WiFi Sensitivity – Suicide?
November 30, 2015
Posted by on
The Daily Mail reports a schoolgirl in the UK was found dead after suffering an allergic reaction to her school’s WiFi that made her life a misery, an inquest heard. The parents of 15-year-old Jenny Fry claim that she suffered from electro-hypersensitivity (EHS), which caused her to suffer tiredness, headaches and bladder problems.
Her mother Debra told the hearing that Jenny was badly affected by the wireless internet connections at Chipping Norton School in Oxfordshire, where she was a pupil. After becoming increasingly distressed by her symptoms – which were never investigated by a doctor – the schoolgirl was found hanged in Brooke Woods, near her home in Chadlington, in June 11 this year.
Earlier in the day she had texted a friend telling her she was not going to school that day, the inquest heard.

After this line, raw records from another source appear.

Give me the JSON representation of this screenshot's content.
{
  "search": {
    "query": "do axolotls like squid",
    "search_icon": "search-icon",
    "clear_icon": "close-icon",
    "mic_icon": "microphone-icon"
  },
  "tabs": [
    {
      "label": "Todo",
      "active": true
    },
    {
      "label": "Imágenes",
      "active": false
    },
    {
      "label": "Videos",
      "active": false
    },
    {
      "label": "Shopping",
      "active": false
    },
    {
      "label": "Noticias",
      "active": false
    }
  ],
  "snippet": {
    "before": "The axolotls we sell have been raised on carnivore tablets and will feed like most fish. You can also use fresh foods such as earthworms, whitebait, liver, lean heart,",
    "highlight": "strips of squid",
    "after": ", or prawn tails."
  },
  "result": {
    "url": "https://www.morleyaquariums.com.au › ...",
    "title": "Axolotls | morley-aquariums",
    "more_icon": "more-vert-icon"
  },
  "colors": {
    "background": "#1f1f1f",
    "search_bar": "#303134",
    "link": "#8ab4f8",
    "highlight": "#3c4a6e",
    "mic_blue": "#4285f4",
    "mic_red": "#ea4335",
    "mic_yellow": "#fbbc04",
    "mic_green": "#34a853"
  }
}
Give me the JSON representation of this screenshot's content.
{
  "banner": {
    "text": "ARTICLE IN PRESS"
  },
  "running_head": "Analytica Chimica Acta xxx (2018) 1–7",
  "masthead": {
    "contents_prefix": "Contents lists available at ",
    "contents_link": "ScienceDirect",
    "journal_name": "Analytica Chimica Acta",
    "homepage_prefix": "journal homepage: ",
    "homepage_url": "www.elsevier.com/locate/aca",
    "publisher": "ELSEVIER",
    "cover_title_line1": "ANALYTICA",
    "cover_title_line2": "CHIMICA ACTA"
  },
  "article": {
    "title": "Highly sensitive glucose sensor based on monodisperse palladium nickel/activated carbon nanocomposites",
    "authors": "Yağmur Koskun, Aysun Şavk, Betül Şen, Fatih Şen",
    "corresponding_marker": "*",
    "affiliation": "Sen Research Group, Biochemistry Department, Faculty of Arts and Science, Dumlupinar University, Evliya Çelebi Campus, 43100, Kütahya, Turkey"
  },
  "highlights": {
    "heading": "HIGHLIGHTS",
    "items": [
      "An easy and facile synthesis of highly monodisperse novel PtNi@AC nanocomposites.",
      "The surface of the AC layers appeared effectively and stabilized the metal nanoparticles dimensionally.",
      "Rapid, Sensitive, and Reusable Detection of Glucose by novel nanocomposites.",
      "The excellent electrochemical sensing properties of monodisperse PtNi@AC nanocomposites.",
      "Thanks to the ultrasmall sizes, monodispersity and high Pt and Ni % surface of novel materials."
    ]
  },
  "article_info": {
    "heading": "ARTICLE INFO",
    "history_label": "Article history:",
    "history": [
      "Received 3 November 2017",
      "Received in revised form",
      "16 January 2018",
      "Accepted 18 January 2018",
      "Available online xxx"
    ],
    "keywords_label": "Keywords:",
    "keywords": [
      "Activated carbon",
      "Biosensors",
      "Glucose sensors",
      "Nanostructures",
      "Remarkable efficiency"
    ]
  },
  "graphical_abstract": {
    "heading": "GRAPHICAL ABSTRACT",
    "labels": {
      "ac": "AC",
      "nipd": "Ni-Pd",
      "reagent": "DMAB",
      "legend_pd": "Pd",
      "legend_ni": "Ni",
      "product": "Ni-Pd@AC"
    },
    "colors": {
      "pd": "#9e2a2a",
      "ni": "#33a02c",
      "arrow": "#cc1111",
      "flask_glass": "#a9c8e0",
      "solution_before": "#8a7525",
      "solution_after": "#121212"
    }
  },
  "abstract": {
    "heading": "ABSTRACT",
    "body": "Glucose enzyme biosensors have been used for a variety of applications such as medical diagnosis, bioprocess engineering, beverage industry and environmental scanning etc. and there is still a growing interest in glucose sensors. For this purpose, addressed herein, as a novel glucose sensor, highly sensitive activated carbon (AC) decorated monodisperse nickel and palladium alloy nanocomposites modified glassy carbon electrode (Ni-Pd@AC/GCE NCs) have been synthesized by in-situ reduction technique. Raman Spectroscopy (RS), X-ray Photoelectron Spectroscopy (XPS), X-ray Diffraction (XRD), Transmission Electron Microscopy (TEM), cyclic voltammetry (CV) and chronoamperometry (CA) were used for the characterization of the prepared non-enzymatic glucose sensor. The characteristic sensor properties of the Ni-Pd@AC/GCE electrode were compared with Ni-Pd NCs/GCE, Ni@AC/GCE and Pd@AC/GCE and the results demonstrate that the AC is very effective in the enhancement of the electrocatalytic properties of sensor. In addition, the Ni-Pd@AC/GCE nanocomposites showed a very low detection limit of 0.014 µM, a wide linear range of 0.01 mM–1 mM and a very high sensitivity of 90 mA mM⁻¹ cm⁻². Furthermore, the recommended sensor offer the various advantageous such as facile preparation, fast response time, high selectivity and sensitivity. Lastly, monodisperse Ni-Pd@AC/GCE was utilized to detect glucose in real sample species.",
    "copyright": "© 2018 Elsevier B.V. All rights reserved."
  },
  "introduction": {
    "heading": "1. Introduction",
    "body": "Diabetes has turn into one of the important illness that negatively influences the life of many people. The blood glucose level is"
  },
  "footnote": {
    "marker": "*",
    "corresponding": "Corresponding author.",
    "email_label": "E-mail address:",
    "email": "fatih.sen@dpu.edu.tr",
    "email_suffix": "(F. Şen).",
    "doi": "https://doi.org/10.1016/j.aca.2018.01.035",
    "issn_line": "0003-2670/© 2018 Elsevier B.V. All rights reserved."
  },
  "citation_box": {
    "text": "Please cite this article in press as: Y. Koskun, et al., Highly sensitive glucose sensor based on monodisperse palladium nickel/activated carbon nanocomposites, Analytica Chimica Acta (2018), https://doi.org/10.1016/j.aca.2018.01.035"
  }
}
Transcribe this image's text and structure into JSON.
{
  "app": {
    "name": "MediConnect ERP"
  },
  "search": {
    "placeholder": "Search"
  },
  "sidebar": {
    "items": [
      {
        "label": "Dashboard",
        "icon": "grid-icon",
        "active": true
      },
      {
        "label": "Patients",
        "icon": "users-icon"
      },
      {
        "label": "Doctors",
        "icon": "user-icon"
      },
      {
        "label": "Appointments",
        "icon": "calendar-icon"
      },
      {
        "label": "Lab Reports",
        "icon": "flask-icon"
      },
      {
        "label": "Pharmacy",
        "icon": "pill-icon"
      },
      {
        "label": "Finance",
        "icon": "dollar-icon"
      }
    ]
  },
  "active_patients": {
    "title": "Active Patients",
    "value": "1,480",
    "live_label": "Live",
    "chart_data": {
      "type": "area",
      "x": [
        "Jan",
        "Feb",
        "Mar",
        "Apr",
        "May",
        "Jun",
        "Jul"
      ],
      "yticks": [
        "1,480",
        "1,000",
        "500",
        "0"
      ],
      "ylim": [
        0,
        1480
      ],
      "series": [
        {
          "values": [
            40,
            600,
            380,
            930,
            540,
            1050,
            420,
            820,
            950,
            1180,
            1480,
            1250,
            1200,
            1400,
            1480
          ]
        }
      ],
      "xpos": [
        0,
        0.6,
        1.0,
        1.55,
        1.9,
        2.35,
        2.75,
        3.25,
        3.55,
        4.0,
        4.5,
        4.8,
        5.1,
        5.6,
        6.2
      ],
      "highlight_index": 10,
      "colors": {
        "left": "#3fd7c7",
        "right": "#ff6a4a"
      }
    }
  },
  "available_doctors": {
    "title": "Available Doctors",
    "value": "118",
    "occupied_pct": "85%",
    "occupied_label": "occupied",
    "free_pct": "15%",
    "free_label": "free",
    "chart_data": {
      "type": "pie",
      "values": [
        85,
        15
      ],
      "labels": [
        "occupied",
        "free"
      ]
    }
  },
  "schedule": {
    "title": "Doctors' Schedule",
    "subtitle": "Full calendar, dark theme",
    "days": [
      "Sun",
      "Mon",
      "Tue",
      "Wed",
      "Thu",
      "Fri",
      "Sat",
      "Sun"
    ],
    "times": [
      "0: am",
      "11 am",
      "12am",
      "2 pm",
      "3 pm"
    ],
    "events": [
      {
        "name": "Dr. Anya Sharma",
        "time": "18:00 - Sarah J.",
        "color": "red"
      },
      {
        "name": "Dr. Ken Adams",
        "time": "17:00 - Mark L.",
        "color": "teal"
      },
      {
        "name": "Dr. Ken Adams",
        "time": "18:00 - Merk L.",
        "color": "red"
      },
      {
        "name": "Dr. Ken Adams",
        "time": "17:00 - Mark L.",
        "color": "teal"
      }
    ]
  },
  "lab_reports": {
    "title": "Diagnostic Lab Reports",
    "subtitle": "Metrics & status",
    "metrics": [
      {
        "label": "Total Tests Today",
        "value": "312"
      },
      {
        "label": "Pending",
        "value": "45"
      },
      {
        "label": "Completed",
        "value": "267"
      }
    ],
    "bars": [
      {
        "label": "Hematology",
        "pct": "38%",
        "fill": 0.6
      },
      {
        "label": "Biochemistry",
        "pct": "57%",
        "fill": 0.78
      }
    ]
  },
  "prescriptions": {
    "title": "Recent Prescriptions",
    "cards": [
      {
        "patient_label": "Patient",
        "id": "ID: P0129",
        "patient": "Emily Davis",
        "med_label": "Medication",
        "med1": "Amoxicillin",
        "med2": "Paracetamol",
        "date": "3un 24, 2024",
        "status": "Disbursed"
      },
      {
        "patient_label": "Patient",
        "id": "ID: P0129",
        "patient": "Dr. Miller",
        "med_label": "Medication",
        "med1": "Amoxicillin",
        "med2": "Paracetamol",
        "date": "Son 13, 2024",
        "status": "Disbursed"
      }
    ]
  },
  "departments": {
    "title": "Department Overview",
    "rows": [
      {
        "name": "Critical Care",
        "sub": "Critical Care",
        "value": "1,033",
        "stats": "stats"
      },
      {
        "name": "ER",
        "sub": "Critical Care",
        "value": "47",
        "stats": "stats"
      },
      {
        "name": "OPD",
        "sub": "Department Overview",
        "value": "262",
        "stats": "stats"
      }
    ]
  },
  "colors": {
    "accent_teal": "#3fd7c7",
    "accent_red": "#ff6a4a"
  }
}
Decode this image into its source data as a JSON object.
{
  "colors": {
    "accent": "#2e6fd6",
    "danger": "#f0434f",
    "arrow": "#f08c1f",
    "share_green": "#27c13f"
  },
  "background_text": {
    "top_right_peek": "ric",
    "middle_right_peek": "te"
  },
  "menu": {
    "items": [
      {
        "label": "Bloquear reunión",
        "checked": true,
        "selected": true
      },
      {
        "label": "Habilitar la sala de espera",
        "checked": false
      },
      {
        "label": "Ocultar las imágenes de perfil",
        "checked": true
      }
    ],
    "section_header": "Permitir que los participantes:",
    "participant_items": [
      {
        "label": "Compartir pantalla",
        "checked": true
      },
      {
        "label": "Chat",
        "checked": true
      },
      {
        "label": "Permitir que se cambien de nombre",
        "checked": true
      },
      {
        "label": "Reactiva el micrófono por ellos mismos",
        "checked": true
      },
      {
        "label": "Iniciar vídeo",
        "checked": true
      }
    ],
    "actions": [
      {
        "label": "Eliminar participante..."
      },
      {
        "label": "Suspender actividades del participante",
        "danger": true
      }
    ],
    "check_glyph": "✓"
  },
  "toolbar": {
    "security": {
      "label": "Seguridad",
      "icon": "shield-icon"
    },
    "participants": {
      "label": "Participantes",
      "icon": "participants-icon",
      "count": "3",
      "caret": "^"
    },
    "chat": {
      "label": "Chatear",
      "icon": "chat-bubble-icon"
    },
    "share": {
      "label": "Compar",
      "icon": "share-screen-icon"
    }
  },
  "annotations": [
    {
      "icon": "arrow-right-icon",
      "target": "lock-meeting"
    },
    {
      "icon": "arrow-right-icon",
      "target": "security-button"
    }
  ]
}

Mrs Fry and her husband Charles Newman told Oxfordshire Coroners’ Court that they believed their daughter became ill because of WiFi, and had removed the internet connection from their own home. They told today how she would often hide herself in empty classrooms and would only sit in certain seats in lessons so that she would be as far away from the router as possible, they said.
Speaking after the inquest, Mrs Fry said: WiFi and children do not mix. I believe that WiFi killed my daughter.’ Mrs Fry had told how Jenny started showing signs of EHS in November 2012. She said: ‘Jenny was getting ill and so was I. I did some research and found how dangerous WiFi could be so I had it taken out of the house. Both Jenny and I were fine at home but Jenny continued to be ill at school in certain areas.’
A commentator on the article noted: “In 2003 I installed a wifi router in my home. Within a month my wife (a Doctor) developed a serious arrhythmia and I began to experience difficulty in concentration. We removed the wifi and hardwired the system and the symptoms gradually disappeared. However I taught in a school which had a wifi transmitter in the classroom immediately above my own.
At the time I was assured it had been turned off at my request, but 6 weeks into term I developed problems concentrating and memory began to suffer. The router was still working. Neither I nor my headmaster knew this, I can still remember the shock on his face when I told him it was on. For the first time he realised that the problems it was causing me were not a product of my imagination.
The school were sympathetic and reduced the wifi footprint. There is too much money invested in wifi for the authorities to take the problem seriously. Sadly this child’s death will not be the last and there will be many who suffer in silence.